6- pieces of metal -60 bucks
Box screws wood-5 bucks
Box metal screws -10 bucks
Corner metal-10 
15- wood fence planks-15 bucks
Should have it finished tonight


----------



## Erik_L (Nov 27, 2012)

I am SO stealing this idea. LoL
Great job. I'm sure mine will not look this good. 

Erik


----------



## Tera (Dec 21, 2007)

Love this idea!!


----------



## imthegrt1 (Jan 13, 2013)

Very simple design.
still going put a rub mat in on the floor 
And a small feed holder.
I'm going make a few of these for the yard.
Also u can slide a 2x4 or pipe under it and two people can lift up easy.
Also will fit perfect in the back of a small pick up

.


----------



## toth boer goats (Jul 20, 2008)

Nice


----------



## NyGoatMom (Jan 26, 2013)

Very nice!
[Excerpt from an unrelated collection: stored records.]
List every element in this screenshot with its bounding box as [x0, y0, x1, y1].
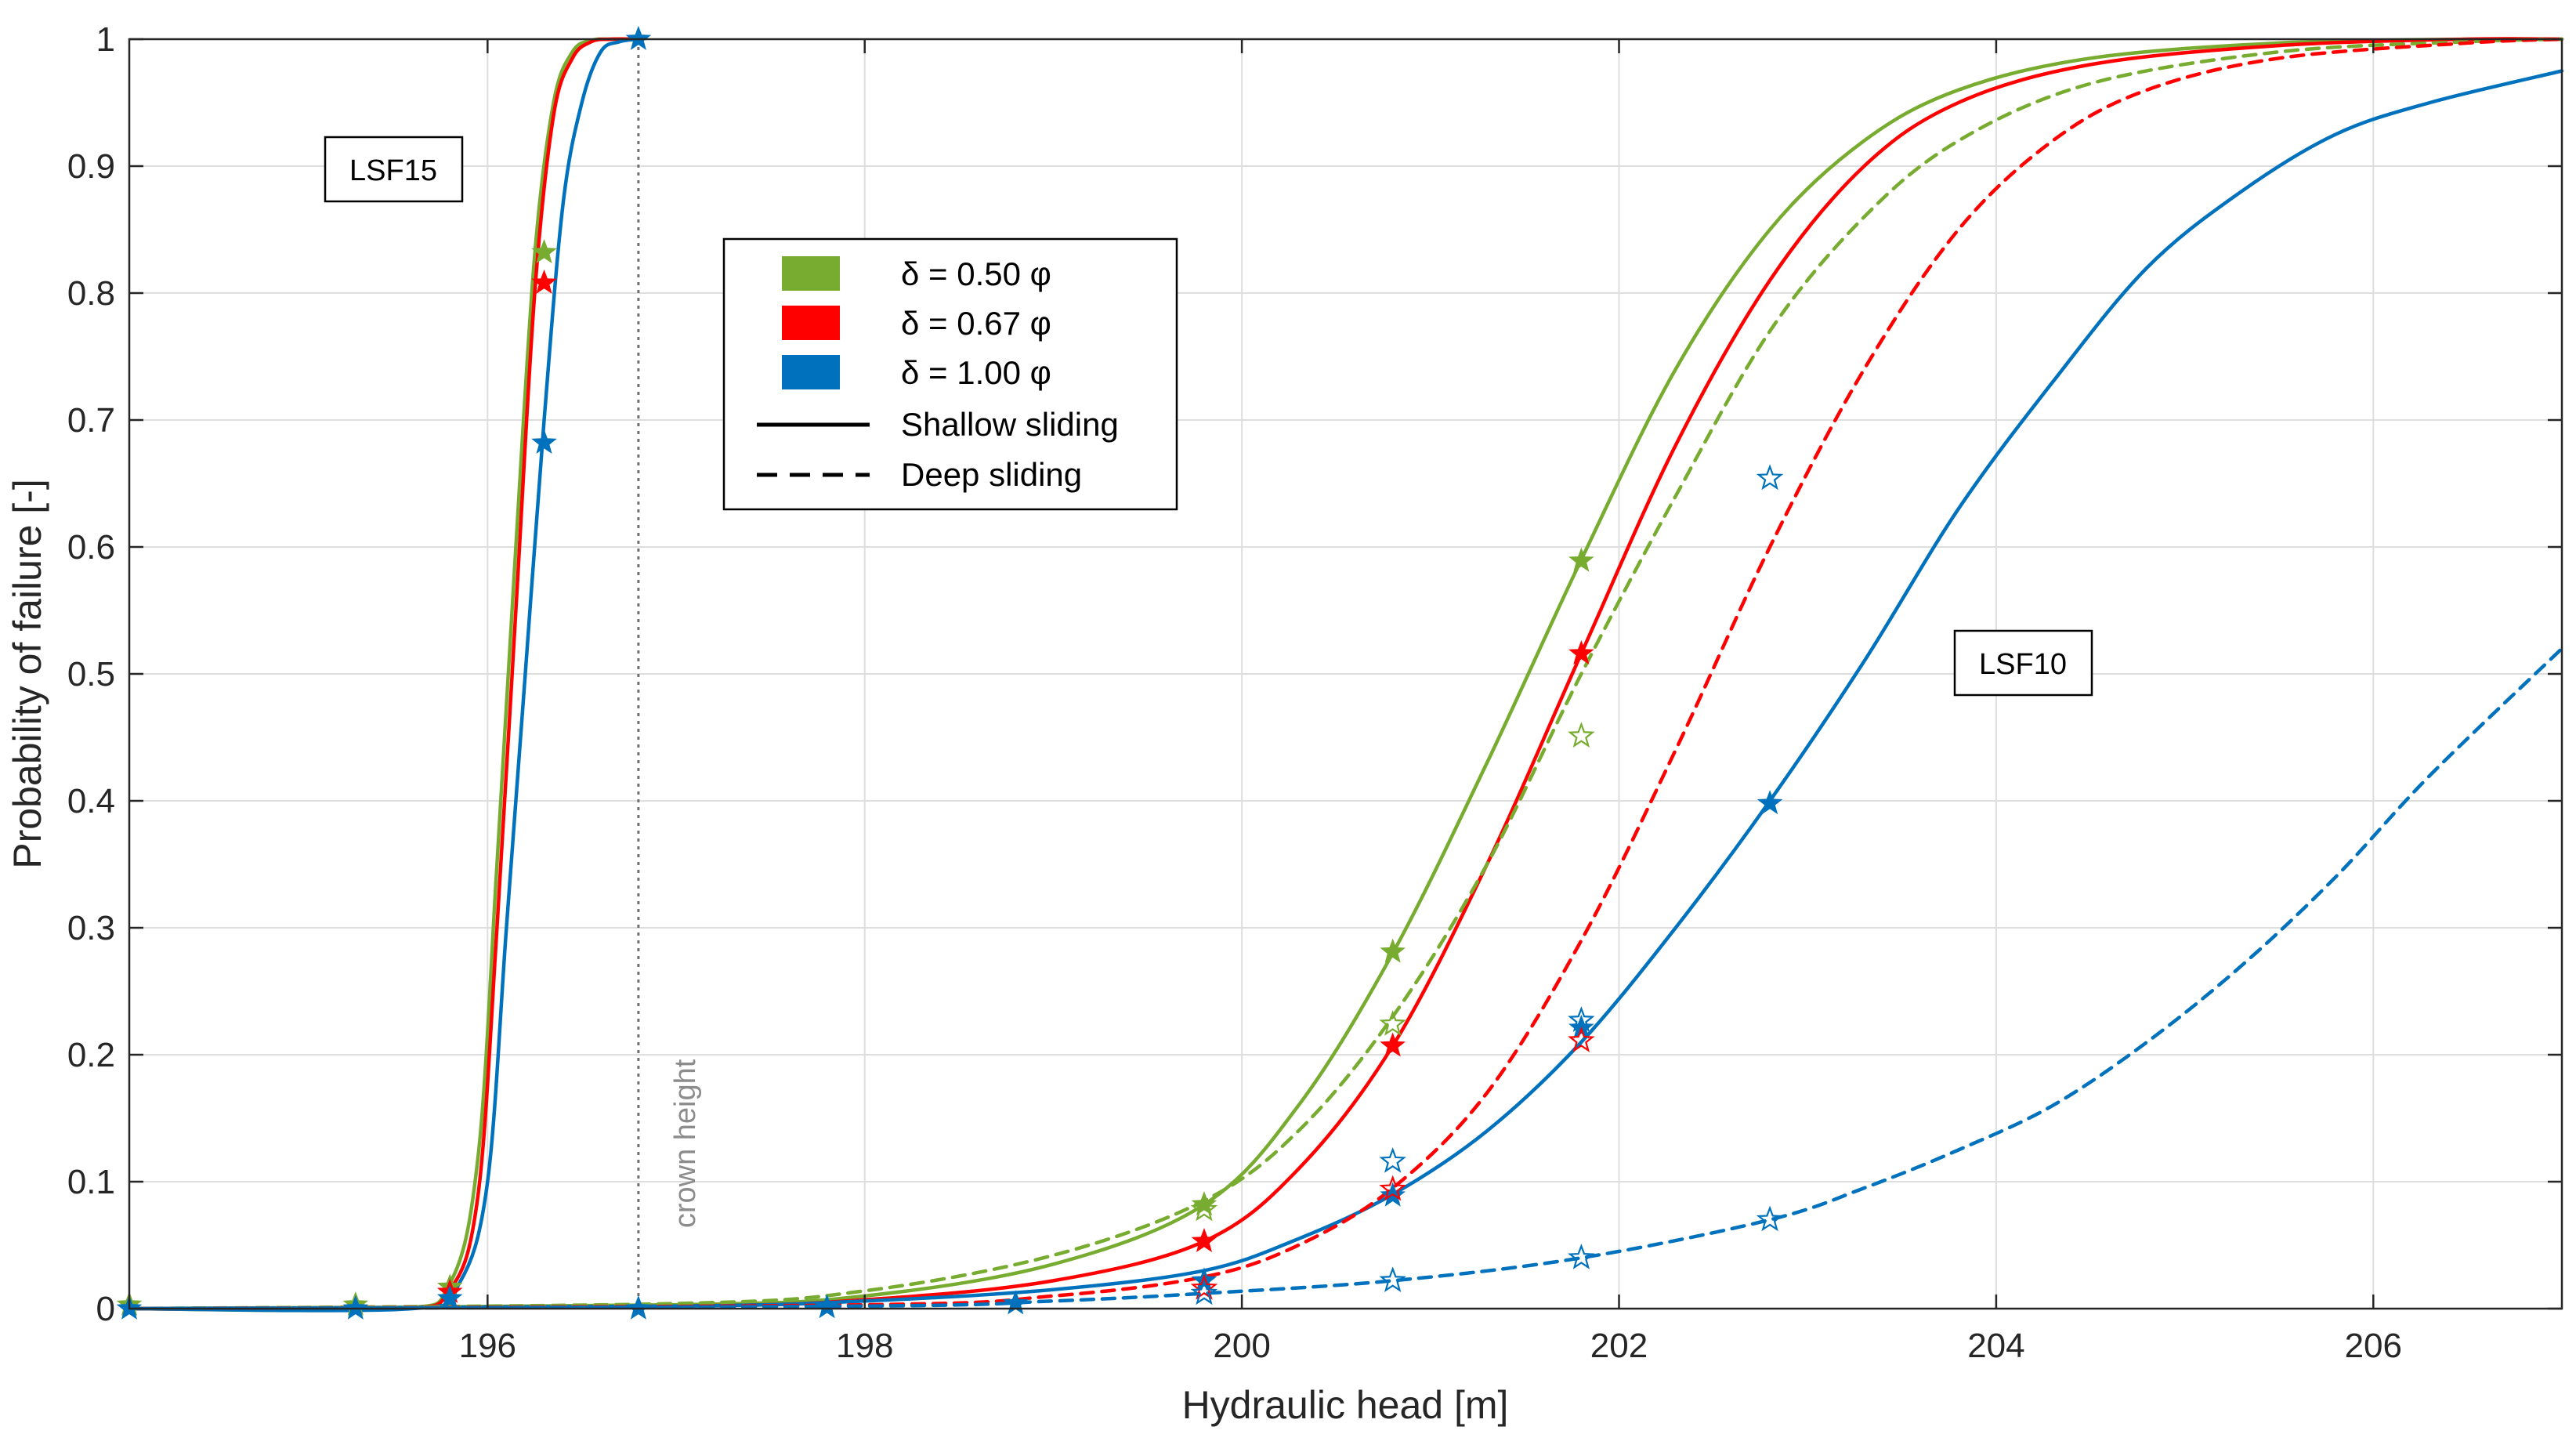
- y-tick-label: 0.2: [67, 1036, 115, 1074]
- series-8-marker: [1379, 1146, 1406, 1173]
- series-4-marker: [1380, 1032, 1406, 1057]
- series-line-6: [127, 37, 2564, 1311]
- legend-label-0: δ = 0.50 φ: [901, 255, 1051, 292]
- x-axis-label: Hydraulic head [m]: [1182, 1383, 1509, 1427]
- lsf15-label: LSF15: [349, 154, 437, 187]
- series-6-marker: [1568, 722, 1595, 748]
- crown-height-layer: crown height: [637, 39, 702, 1309]
- legend-swatch-red: [782, 306, 840, 340]
- series-3-marker: [1380, 938, 1406, 963]
- series-6-marker: [1379, 1009, 1406, 1036]
- series-6-marker: [1190, 1195, 1218, 1222]
- series-2-marker: [342, 1295, 369, 1320]
- y-tick-label: 0.3: [67, 909, 115, 947]
- lsf10-label-box: LSF10: [1953, 629, 2093, 697]
- x-tick-label: 198: [836, 1327, 893, 1365]
- y-tick-label: 0.8: [67, 274, 115, 313]
- series-8-marker: [1756, 464, 1784, 491]
- x-tick-label: 200: [1213, 1327, 1270, 1365]
- series-2-marker: [625, 25, 652, 50]
- y-tick-label: 0.4: [67, 782, 115, 820]
- y-tick-label: 0.9: [67, 147, 115, 186]
- lsf15-label-box: LSF15: [324, 136, 464, 203]
- legend-swatch-green: [782, 256, 840, 291]
- series-3-marker: [1568, 547, 1594, 572]
- x-tick-label: 206: [2345, 1327, 2402, 1365]
- lsf10-label: LSF10: [1979, 648, 2067, 681]
- x-tick-label: 196: [459, 1327, 516, 1365]
- x-tick-label: 204: [1967, 1327, 2024, 1365]
- y-tick-label: 0.6: [67, 528, 115, 567]
- x-tick-label: 202: [1590, 1327, 1648, 1365]
- series-4-marker: [1568, 639, 1594, 664]
- series-line-1: [127, 37, 641, 1313]
- series-5-marker: [814, 1294, 840, 1319]
- y-tick-label: 0.7: [67, 401, 115, 440]
- series-5-marker: [625, 1295, 652, 1320]
- y-tick-label: 0.1: [67, 1163, 115, 1201]
- series-7-marker: [1190, 1273, 1218, 1300]
- y-tick-label: 0: [96, 1290, 115, 1328]
- series-0-marker: [531, 239, 557, 264]
- series-7-marker: [1379, 1175, 1406, 1201]
- legend: δ = 0.50 φ δ = 0.67 φ δ = 1.00 φ Shallow…: [722, 237, 1178, 511]
- series-line-8: [127, 646, 2564, 1311]
- series-2-marker: [531, 429, 557, 454]
- series-8-marker: [1190, 1279, 1218, 1305]
- crown-height-label: crown height: [669, 1059, 702, 1228]
- series-2-marker: [436, 1284, 463, 1309]
- y-axis-label: Probability of failure [-]: [5, 479, 49, 868]
- series-8-marker: [1568, 1244, 1595, 1269]
- legend-label-3: Shallow sliding: [901, 406, 1119, 443]
- legend-label-2: δ = 1.00 φ: [901, 354, 1051, 391]
- legend-label-4: Deep sliding: [901, 456, 1082, 493]
- axis-ticks: 196 198 200 202 204 206 0 0.1 0.2 0.3 0.4 0.5 0.6 0.7…: [67, 20, 2562, 1365]
- legend-swatch-blue: [782, 355, 840, 389]
- series-5-marker: [1757, 790, 1783, 815]
- series-4-marker: [1191, 1228, 1217, 1253]
- series-line-5: [127, 69, 2564, 1311]
- series-3-marker: [1191, 1191, 1217, 1216]
- series-1-marker: [531, 269, 557, 294]
- series-7-marker: [1568, 1027, 1595, 1052]
- y-tick-label: 0.5: [67, 655, 115, 693]
- legend-label-1: δ = 0.67 φ: [901, 305, 1051, 342]
- series-8-marker: [1568, 1006, 1595, 1032]
- series-8-marker: [1756, 1205, 1784, 1232]
- series-8-marker: [1379, 1266, 1406, 1293]
- y-tick-label: 1: [96, 20, 115, 59]
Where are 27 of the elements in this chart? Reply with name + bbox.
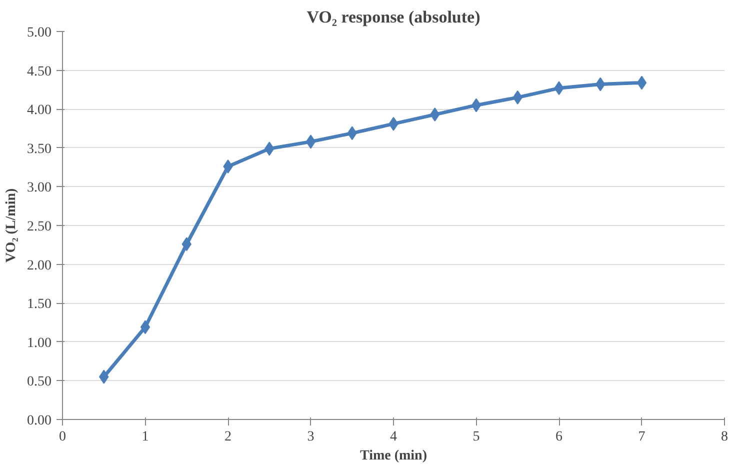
x-tick-label: 6 xyxy=(556,430,562,444)
x-tick-label: 3 xyxy=(307,430,314,444)
chart-title: VO₂ response (absolute) xyxy=(306,8,480,26)
y-tick-label: 4.00 xyxy=(27,103,52,118)
x-tick-label: 4 xyxy=(390,430,397,444)
x-axis-title: Time (min) xyxy=(360,448,428,464)
x-tick-label: 0 xyxy=(59,430,66,444)
y-tick-label: 0.50 xyxy=(27,374,52,390)
y-tick-label: 4.50 xyxy=(27,64,52,80)
y-tick-label: 0.00 xyxy=(27,414,52,428)
y-tick-label: 2.50 xyxy=(27,220,52,234)
point xyxy=(471,98,482,112)
y-tick-label: 2.00 xyxy=(27,258,52,274)
x-tick-label: 1 xyxy=(142,430,149,444)
y-tick-label: 3.00 xyxy=(27,180,52,196)
y-tick-label: 5.00 xyxy=(27,26,52,40)
point xyxy=(140,320,150,334)
x-tick-label: 8 xyxy=(721,430,728,444)
point xyxy=(636,76,647,90)
x-tick-label: 7 xyxy=(638,430,646,444)
y-tick-label: 3.50 xyxy=(27,142,52,157)
point xyxy=(306,134,316,149)
x-tick-label: 5 xyxy=(472,430,480,444)
x-tick-label: 2 xyxy=(224,430,232,444)
y-axis-title: VO₂ (L/min) xyxy=(4,188,19,263)
y-tick-label: 1.00 xyxy=(27,336,52,351)
y-tick-label: 1.50 xyxy=(27,297,52,312)
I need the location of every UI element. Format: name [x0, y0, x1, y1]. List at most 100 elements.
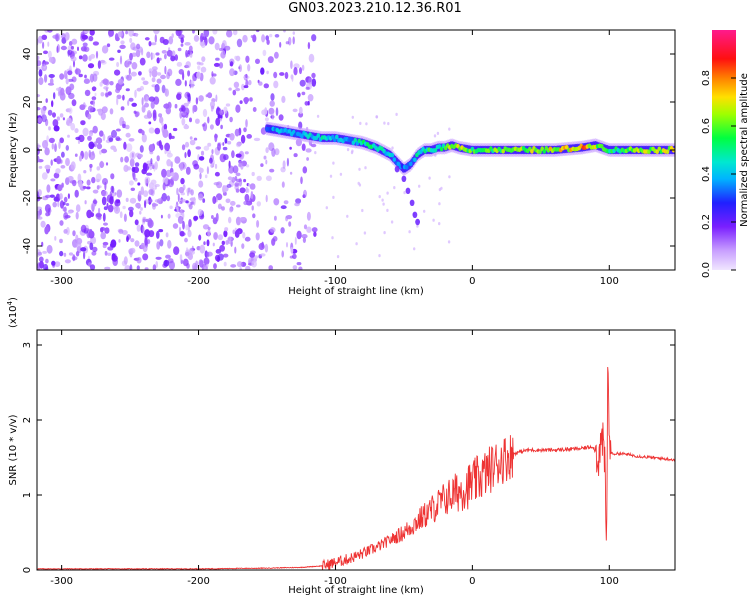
spectrogram-noise-cell — [107, 91, 112, 96]
spectrogram-noise-cell — [54, 236, 57, 241]
spectrogram-noise-cell — [180, 198, 186, 203]
spectrogram-noise-cell — [231, 150, 235, 159]
spectrogram-noise-cell — [436, 131, 440, 135]
spectrogram-noise-cell — [139, 145, 144, 153]
spectrogram-noise-cell — [102, 212, 106, 222]
spectrogram-noise-cell — [306, 226, 312, 233]
spectrogram-noise-cell — [160, 214, 163, 219]
spectrogram-noise-cell — [82, 127, 89, 137]
x-tick-label: -100 — [324, 576, 347, 587]
spectrogram-noise-cell — [156, 57, 160, 64]
spectrogram-noise-cell — [230, 200, 236, 206]
spectrogram-noise-cell — [155, 52, 160, 56]
spectrogram-noise-cell — [156, 155, 160, 162]
spectrogram-noise-cell — [206, 239, 210, 247]
spectrogram-ridge-core — [542, 149, 547, 154]
spectrogram-noise-cell — [163, 123, 168, 131]
spectrogram-noise-cell — [144, 37, 150, 41]
spectrogram-noise-cell — [118, 239, 121, 243]
spectrogram-noise-cell — [358, 183, 362, 187]
spectrogram-noise-cell — [255, 58, 260, 64]
spectrogram-noise-cell — [310, 143, 317, 148]
spectrogram-noise-cell — [391, 146, 394, 150]
spectrogram-noise-cell — [70, 161, 76, 171]
spectrogram-noise-cell — [378, 195, 381, 199]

Good thinking  Thanks for sharing!


----------



## HerdQueen (Oct 15, 2012)

That is great! I'll have to show hubby.


----------



## Paige (Oct 14, 2010)

Nice job! You could easily make a little door and put it in the truck to haul a goat or several kids!


----------



## lottsagoats (Dec 10, 2012)

Gotta love those pallets! (skids) I use them for fences, shade for the dogs, platfroms for the dogs and goats and for building small "houses"!

Yours are really nice, good job!


----------



## mjs500doo (Nov 24, 2012)

We basically made this for the bed of the truck to haul calves/goats. In the summer, we unscrew the paneling for ventilation.


----------



## imthegrt1 (Jan 13, 2013)

Put some corners on it today to give it a little color and also make sure no one scrapes there self


----------